Tirs : Grenoble 32 (9, 11, 12), Bordeaux 27 (6, 15, 6).
Évolution du score :
0-1 à 02’07 : Valier assisté de Baazzi et Lessard
0-2 à 08’53 : Johnston assisté de Hughesman
1-2 à 31’32 : Fleury assisté de Kearney et Latendresse (sup. num.)
Grenoble
Attaquants :
Olivier Latendresse (10’) – Joël Champagne (C) (2’) – Damien Fleury (A) [puis Legault]
Vincent Kara (2’) – Teddy Da Costa (2’) – Maxime Legault (2’) [puis Fleury]
Denny Kearney (2’) – Sébastien Rohat – Guillaume Leclerc
Julien Baylacq – Aurélien Dair – Matthias Arnaud
Défenseurs :
Aleksandar Magovac – Sébastien Bisaillon (2’)
Christophe Tartari (A) – Connor Hardowa
Dominik Kramar – Lucien Onno
Gardien :
Lukáš Horák [sorti de 58’18’ à 60’00’]
Remplaçant : Loic Corvez (G).
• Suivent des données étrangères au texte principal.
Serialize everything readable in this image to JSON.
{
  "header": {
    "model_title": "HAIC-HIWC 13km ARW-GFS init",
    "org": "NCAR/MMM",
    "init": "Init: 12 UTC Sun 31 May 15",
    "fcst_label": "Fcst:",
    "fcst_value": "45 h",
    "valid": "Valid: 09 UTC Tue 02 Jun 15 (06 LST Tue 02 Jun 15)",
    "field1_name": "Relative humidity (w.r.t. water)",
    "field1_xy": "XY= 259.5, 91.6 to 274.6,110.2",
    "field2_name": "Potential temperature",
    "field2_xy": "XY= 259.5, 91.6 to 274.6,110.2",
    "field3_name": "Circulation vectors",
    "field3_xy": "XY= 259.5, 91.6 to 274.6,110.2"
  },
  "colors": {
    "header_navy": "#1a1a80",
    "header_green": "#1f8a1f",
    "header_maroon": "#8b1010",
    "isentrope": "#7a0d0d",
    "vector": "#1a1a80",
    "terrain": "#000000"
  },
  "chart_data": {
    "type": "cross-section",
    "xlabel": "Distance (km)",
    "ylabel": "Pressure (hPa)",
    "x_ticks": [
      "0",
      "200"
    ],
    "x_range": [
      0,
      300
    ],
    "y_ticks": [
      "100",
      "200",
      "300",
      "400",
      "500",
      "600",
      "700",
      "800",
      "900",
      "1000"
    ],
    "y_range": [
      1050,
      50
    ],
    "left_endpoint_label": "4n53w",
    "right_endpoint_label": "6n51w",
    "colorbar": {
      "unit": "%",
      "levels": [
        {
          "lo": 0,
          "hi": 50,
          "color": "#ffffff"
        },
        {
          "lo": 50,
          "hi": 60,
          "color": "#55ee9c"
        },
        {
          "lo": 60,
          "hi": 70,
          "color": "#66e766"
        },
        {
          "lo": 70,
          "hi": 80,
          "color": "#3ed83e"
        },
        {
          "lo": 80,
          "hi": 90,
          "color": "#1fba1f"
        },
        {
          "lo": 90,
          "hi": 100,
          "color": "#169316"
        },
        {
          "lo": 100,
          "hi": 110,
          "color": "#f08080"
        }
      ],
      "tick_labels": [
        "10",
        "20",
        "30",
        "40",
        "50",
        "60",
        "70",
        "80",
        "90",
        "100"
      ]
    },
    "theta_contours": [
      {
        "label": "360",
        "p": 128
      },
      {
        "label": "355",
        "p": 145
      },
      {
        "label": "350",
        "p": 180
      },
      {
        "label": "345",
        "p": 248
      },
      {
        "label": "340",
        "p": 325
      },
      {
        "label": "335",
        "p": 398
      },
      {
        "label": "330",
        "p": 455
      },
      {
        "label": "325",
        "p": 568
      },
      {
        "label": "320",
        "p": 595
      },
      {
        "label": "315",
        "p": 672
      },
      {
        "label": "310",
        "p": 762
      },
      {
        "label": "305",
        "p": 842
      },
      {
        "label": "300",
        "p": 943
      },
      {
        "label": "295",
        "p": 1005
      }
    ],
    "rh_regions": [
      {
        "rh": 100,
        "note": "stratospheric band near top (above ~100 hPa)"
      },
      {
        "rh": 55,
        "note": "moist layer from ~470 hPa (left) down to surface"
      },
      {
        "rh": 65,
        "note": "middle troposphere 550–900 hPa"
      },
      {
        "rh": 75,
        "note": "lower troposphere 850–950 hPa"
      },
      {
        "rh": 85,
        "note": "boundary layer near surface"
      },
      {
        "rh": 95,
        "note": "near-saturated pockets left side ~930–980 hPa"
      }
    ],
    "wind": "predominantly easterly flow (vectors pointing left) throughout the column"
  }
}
Absents : Teddy Trabichet (épaule), Boštjan Goličič (poignet), Antoine Bonvalot (cheville), Dylan Fabre (blessé).
Bordeaux
Attaquants :
Jonathan Lessard – Andrew Johnston (2’) – Peter Valier (4’)
Adam Hughesman – Tanner Glass (A) – Victor Barbero
Alexandre Mulle – Matthias Terrier – Julien Guillaume (2’+10’)
Aina Rambelo – François Paquin – Teemu Loizeau (2’)
Défenseurs :
Oldrich Horak (2’) – Hugo Gallet
Jakub Melisko – Maxime Moisand (C)
Jonathan Janil (A) (2’) – Aziz Baazzi (2’)
Gardien :
Clément Fouquerel
Remplaçants : Julian Junca (G), Jules Lefebvre. Absent : Maxime Sauvé (blessé).